Is the government or the military doing anything about this? Are we getting ahead of this at all? Not as far as I can tell.
Cybersecurity vulnerabilities aren’t just a military concern. How long before countries, activists, and the competition starts pursuing this form of harassment against other companies? Would a Chinese company be above harassing Chinese employees of Google? Or Iran of Iranians? It’s super easy to find out who people are these days and where they work; just look at Facebook or LinkedIn.
While I am considered a cybersecurity trendsetter (because I adopted Signal two years ahead of the rest of the Army), that scares me. I simply wanted to note the strange new world we live in.
At the end of the day, I truly believe that cybersecurity is NOT an IT problem. It is a strategy challenge and a human behavior/psychological challenge. That is why I like the Certified Information Systems Security Professional certification. It is high-level and covers the overarching domains of cybersecurity without getting sucked into the specifics of any one application or technology.
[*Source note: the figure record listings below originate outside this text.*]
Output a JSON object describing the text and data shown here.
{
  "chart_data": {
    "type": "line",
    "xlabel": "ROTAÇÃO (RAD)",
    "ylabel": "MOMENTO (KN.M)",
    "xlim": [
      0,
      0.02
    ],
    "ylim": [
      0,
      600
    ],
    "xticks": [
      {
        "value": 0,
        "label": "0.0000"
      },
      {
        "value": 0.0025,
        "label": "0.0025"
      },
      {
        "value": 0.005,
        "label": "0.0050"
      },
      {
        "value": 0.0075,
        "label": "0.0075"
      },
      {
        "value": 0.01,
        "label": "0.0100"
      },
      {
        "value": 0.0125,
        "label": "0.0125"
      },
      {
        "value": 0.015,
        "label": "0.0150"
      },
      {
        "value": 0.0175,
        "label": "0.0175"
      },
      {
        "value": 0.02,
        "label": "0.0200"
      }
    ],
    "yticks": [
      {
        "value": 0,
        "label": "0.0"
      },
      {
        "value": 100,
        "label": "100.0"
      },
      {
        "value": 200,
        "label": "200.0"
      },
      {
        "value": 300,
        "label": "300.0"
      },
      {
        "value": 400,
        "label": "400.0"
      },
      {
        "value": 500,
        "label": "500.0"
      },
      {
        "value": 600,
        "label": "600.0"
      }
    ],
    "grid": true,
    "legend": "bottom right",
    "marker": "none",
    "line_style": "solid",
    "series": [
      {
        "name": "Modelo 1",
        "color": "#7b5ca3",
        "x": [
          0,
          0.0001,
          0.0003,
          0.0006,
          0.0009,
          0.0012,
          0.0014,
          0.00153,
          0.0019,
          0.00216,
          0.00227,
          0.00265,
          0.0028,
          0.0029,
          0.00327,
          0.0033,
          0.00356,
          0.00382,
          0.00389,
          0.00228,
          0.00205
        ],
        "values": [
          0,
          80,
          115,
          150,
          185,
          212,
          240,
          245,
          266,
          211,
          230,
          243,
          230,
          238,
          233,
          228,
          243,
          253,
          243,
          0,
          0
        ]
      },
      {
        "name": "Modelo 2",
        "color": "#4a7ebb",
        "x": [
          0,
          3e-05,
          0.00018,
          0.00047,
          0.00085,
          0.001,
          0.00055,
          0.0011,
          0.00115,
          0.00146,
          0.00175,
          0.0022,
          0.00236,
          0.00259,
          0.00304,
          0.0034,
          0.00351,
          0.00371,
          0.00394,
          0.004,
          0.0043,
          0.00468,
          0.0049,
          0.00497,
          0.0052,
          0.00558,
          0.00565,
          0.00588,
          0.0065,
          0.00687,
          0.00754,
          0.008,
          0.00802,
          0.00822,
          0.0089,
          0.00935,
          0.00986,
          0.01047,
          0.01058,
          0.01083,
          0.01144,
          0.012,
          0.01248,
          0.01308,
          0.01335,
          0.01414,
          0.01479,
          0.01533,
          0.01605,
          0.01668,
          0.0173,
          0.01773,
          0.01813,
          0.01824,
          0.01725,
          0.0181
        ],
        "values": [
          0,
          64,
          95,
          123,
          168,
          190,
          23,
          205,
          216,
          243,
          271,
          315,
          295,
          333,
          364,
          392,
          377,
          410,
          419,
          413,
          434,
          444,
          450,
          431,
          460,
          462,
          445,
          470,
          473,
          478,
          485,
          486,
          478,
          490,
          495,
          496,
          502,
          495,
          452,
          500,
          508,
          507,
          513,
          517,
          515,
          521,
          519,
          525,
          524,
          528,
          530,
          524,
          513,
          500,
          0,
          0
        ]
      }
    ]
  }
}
I wish every high-level leader studied for it or something like it – the world would be a safer place.
I hope that we as a society invest more in professional development, our technical infrastructure, and our basic strategies around fighting cybersecurity vulnerabilities.
Disclaimer: The opinions expressed in this post are solely those of the author and do not reflect the opinions of the company or any other individual or organization.